Twice a year, representatives from each of the Integrated Ocean Observing System’s (IOOS) 11 regional nodes gather together to share updates and strategize on advancing IOOS’ critical coastal observing efforts. The fall meeting rotates among the regions, while the spring meeting, held in Washington D.C., coincides with March Madness (D.C. Style), marking the beginning of Congressional appropriations season. Typically, spring meetings span two days of programmatic discussion and one day for Hill visits. 

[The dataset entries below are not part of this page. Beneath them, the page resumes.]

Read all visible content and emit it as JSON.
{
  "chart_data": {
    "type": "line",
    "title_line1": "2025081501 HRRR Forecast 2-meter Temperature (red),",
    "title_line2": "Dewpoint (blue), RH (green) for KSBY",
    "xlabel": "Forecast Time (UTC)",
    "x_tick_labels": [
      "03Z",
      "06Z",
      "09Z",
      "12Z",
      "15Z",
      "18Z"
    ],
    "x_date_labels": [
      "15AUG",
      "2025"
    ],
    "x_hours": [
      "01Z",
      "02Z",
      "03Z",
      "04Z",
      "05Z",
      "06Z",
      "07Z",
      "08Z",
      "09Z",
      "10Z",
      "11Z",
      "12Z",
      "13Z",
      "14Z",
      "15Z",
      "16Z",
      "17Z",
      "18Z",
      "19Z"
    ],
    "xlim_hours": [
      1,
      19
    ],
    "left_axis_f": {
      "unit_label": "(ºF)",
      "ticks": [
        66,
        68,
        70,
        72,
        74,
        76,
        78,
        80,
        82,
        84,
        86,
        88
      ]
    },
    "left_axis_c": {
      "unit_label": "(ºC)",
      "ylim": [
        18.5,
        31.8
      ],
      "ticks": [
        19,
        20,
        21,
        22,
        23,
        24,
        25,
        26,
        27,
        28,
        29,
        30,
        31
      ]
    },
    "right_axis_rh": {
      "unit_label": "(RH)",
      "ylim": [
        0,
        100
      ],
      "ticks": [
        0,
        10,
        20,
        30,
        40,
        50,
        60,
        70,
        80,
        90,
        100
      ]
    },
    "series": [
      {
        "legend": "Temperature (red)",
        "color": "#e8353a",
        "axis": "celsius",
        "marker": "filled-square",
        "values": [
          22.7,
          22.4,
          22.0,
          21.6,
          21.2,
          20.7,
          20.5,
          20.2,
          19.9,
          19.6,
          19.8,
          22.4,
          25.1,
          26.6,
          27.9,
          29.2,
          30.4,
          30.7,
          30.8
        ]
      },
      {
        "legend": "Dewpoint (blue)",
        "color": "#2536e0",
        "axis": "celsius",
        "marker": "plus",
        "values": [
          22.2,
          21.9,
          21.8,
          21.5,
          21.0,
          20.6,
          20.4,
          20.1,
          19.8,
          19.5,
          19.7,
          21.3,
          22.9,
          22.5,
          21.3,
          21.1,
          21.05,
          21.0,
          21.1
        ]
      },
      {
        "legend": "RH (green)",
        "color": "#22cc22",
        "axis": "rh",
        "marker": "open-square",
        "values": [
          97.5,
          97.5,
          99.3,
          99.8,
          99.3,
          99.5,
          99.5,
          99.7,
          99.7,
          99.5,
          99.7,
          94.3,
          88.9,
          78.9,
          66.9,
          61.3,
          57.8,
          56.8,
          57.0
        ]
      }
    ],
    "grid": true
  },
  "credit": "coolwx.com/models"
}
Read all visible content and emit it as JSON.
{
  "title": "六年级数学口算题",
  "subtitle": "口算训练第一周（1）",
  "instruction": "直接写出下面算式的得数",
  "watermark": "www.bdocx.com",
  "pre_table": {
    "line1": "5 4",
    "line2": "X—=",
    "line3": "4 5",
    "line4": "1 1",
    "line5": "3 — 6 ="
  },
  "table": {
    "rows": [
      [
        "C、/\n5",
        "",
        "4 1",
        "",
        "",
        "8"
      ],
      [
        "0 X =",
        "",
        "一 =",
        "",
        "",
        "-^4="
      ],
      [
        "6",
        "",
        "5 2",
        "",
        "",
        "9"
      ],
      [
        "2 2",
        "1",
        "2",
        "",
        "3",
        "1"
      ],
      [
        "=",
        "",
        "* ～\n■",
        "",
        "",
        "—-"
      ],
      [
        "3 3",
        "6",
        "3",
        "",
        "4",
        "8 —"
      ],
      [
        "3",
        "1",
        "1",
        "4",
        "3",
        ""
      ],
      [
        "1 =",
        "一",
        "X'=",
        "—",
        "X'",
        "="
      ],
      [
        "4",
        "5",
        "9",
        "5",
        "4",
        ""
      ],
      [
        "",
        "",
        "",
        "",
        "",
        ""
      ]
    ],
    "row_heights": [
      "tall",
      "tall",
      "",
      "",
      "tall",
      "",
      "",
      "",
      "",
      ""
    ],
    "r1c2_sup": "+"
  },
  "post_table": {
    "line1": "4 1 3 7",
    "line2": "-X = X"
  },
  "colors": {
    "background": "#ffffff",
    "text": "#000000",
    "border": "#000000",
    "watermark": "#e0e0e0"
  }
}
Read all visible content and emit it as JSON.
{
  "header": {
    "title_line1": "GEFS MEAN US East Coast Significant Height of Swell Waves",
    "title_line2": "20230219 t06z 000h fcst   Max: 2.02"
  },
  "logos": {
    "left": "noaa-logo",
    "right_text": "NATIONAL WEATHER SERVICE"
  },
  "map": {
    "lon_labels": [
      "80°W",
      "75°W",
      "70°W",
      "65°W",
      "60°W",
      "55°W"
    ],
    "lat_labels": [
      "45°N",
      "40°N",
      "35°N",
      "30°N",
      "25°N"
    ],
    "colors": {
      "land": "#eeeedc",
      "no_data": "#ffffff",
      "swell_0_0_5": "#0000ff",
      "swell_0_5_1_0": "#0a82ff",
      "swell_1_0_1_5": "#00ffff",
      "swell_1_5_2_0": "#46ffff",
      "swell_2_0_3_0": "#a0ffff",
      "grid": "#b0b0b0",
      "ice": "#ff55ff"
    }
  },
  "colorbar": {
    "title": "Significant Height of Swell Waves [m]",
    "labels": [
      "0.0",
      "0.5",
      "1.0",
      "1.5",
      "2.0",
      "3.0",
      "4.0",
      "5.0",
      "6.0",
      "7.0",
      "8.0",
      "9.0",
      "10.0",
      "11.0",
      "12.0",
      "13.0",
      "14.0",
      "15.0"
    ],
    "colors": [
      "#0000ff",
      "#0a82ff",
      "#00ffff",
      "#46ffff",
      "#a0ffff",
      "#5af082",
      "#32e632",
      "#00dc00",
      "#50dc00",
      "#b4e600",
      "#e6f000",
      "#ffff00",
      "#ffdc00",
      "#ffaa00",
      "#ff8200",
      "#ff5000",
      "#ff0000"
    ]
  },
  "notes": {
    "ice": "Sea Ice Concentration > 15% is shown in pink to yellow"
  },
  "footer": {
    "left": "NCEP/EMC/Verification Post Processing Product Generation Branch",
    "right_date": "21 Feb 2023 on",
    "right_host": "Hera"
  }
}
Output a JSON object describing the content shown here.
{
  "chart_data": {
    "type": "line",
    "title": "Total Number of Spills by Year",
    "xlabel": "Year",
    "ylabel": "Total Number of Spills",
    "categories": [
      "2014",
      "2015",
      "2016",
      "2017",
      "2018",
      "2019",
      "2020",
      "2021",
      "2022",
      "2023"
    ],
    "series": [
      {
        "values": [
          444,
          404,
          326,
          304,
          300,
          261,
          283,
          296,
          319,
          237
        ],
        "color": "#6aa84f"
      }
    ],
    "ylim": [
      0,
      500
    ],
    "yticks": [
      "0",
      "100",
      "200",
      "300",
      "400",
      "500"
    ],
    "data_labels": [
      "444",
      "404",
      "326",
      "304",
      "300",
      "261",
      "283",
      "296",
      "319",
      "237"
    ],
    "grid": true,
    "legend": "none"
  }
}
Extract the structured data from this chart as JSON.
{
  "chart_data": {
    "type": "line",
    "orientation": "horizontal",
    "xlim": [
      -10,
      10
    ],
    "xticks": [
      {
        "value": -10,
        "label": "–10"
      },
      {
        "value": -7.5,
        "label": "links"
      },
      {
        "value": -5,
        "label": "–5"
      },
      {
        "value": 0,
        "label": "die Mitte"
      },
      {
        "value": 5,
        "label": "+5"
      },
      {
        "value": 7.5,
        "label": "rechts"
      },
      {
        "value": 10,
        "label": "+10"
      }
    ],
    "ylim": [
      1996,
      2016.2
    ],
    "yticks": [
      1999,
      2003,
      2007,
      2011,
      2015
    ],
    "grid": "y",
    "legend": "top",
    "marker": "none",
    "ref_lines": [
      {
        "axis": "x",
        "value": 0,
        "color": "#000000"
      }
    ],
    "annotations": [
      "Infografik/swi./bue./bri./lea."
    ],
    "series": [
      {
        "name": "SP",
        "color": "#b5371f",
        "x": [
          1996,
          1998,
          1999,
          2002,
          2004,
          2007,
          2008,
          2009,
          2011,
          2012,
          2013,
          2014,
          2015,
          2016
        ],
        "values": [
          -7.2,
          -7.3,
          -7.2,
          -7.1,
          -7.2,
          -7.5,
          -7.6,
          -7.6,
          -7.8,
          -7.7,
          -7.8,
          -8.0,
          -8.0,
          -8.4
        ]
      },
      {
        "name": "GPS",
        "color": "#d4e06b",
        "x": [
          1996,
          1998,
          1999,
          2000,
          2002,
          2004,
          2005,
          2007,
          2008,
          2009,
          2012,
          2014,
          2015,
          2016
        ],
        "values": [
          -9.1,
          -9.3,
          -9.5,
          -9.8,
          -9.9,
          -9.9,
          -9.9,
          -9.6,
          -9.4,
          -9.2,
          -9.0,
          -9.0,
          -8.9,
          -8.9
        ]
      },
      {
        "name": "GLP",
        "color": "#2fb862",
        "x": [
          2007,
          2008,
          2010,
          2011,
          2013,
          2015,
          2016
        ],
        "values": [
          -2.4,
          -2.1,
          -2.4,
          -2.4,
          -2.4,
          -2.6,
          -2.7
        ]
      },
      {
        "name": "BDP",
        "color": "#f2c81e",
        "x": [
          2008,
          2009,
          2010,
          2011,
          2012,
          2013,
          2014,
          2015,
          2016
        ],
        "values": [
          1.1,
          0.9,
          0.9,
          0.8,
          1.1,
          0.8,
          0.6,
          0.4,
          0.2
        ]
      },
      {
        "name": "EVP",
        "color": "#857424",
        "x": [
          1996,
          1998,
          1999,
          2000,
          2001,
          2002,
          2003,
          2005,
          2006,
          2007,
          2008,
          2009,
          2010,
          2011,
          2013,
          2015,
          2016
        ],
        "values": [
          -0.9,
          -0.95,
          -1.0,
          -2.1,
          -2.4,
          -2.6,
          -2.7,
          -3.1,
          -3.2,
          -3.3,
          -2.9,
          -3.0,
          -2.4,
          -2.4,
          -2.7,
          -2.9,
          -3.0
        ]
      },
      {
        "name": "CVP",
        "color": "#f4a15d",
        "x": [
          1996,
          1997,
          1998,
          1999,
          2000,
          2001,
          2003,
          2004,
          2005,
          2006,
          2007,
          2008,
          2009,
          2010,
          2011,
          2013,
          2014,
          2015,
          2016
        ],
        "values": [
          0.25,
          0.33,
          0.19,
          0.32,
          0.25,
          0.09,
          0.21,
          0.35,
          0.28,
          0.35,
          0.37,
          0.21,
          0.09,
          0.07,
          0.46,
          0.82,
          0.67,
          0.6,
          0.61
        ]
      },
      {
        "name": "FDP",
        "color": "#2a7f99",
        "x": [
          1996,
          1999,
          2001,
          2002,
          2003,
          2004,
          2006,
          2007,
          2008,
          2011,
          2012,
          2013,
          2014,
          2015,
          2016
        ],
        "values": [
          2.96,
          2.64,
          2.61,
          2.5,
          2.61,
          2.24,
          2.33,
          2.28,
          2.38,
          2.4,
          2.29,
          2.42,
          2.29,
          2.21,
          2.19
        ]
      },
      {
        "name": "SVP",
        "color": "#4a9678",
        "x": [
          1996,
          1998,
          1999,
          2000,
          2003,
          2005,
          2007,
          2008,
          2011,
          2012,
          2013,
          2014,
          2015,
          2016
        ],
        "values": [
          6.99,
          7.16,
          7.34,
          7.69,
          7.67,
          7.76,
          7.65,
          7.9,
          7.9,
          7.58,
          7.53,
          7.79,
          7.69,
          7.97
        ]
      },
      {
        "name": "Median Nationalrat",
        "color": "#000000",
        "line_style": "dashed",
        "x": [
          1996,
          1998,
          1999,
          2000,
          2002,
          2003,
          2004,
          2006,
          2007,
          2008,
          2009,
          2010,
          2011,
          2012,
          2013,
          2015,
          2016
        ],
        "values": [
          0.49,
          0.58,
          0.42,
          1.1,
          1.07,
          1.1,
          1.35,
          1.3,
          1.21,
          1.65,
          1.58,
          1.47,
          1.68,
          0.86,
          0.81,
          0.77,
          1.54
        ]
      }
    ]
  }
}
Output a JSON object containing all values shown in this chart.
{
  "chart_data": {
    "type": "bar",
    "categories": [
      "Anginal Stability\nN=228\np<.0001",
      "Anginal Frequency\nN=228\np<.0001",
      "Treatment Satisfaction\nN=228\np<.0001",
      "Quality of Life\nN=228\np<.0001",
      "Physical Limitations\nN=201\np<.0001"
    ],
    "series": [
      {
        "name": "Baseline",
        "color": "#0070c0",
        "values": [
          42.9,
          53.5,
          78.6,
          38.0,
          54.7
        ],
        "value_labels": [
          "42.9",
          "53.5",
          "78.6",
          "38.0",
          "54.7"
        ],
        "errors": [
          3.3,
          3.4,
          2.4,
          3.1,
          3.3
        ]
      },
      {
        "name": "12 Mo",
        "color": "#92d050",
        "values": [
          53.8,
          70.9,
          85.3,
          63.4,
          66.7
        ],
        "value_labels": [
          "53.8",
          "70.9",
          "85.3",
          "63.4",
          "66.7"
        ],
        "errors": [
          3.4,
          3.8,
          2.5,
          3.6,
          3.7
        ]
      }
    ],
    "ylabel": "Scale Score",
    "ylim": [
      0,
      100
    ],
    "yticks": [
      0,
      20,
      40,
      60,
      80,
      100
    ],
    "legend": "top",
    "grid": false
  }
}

This year, Jennifer Boehme and Shelby Brunner represented GLOS at the Spring Meeting. The timing of the meeting offered unique opportunities for both GLOS and IOOS. GLOS was actively  preparing testimony for the Great Lakes Mapping Act, slated for presentation by Jennifer before the House Natural Resources Water, Wildlife and Fisheries Subcommittee the following week. Meanwhile, the FY2025 President’s Budget, which reduced the IOOS Regional Budget line by 76%, was released the day before the Spring Meeting began. Although less than ideal, the timing allowed the affected parties to strategize on coordinated messaging for presenting their concerns to Congressional offices just a few days after the budget was released.

GLOS annually updates Congressional staffers about its regional activities, especially those relevant to their particular districts, and the impact of coastal monitoring for their constituents. This year, with new leadership (Jennifer as GLOS CEO and Shelby joining for the first time), GLOS emphasized the adverse impacts on vital services like drinking water treatment monitoring and oil spill response management if the IOOS budget remains reduced. GLOS also requested support for the Great Lakes Mapping Act in the House and sought potential Senate co-sponsors. Shelby and Jennifer visited a total of 8 Great Lakes offices in all – 5 in the House and 3 in the Senate.

While the formal program offers valuable meeting time, the most significant aspect of the week lies in forging and strengthening relationships with staff across the regions and the IOOS Program Office. Informal conversations during breaks, shared stories at happy hour events, and (for a few) early morning group runs fosters authentic dialogues crucial for communication and collaboration. For example, following the meeting, Shelby reached out to the deputy director of NANOOS to explore lessons learned from their crab pot hypoxia monitoring project as GLOS developed a proposal.

The week of meetings provided ample opportunity for GLOS to collaborate with other regions on how to best continue serving our data providers and users, convey the value of their work to Congress, and develop relationships from IOOS colleagues to Congressional staff. Between exceptional weather and successful meetings, the only other thing we could have asked for was an inflation-adjusted fully-funded IOOS regional line item in the President’s Budget.


Written by: Shelby Brunner, Observing Technology Manager

P.S. A notable outcome from the proposed FY25 budget was the development of a Congressional support letter for our stakeholders to endorse IOOS. A big thanks to everyone in our region for their support. It is greatly appreciated.